Hoe patiënten zelf effectief met een chronische ziekte kunnen omgaan.
18/02/2015
De levensverwachting is in de afgelopen decennia duidelijk gestegen in westerse landen. Helaas betekent dat ook dat mensen nu meer en langer lijden aan een chronische ziekte. Het traditionele medische model, waarbij de chronische patiënt uitsluitend afhankelijk is van medische zorg om met de ziekte om te gaan, is daarom onbetaalbaar geworden, maar ook onwenselijk, omdat patiënten in een dergelijk model niet voldoende worden betrokken bij beslissingen over hun eigen gezondheid. Voor vele chronische ziekten zoals bijvoorbeeld hart- en vaatziekten, vormen van kanker, chronische longziekten, reumatische aandoeningen, of diabetes, geldt bovendien dat de progressie van de ziekte niet alleen wordt bepaald door de medische behandeling, maar ook door de mate waarin patiënten hun leefstijl (lichaamsbeweging, roken, gezonde voeding, slaap, rust, alcoholgebruik, reductie van overgewicht) aanpassen en medische adviezen m.b.t. medicatiegebruik of andere behandelingen opvolgen. Helaas blijkt dat vaak moeilijker dan verwacht. Dat heeft vooral te maken met het feit dat ‘self-management’ programma’s vaak uitgaan van medische doelen in plaats van persoonlijke doelen van de patiënt.

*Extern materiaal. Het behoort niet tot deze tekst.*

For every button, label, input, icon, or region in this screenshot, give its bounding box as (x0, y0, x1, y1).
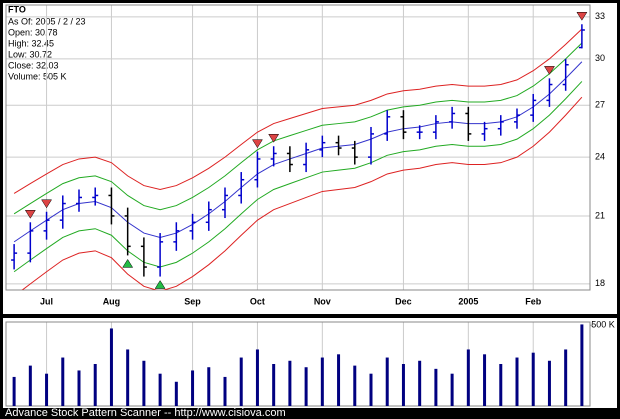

Zelfregulatie of doeltheorie stelt dat het menselijk handelen doelgericht is. Wij doen meestal iets om een doel te bereiken dat wij belangrijk vinden. Als medische doelen niet verbonden worden met de persoonlijke doelen van de patiënt, door hen bijvoorbeeld bij het begin van een revalidatieprogramma te vragen wat herstel voor hen betekent en wat zij dus zelf na afloop van het programma willen of kunnen bereiken, hebben ze weinig betekenis voor de patiënt. Uiteraard veronderstelt zelfregulatie ook vele andere vaardigheden, zoals het kunnen opstellen van een actieplan om een belangrijk doel te bereiken, zelfobservatie en feedback over de progressie naar dit doel, controle over emoties of situaties, die het bereiken van het doel in de weg staan en het herformuleren van persoonlijke doelen als ze niet bereikbaar zijn. Vanuit dit perspectief heeft de spreker samen met zijn medewerkers zelfregulatieprogramma’s ontwikkeld voor diabetespatiënten, reumatoïde-artritispatiënten, patiënten die lijden aan chronische vermoeidheid en coronaire hartpatiënten, programma’s die hij, samen met de resultaten ervan zal toelichten.
Prof. dr. Stan Maes is hoogleraar klinische en gezondheidspsychologie aan de Universiteit Leiden. Zijn expertise ligt vooral op het terrein van de gezondheidsbevordering in bedrijven en scholen, secundaire en tertiaire preventie van en revalidatie bij chronische ziekten.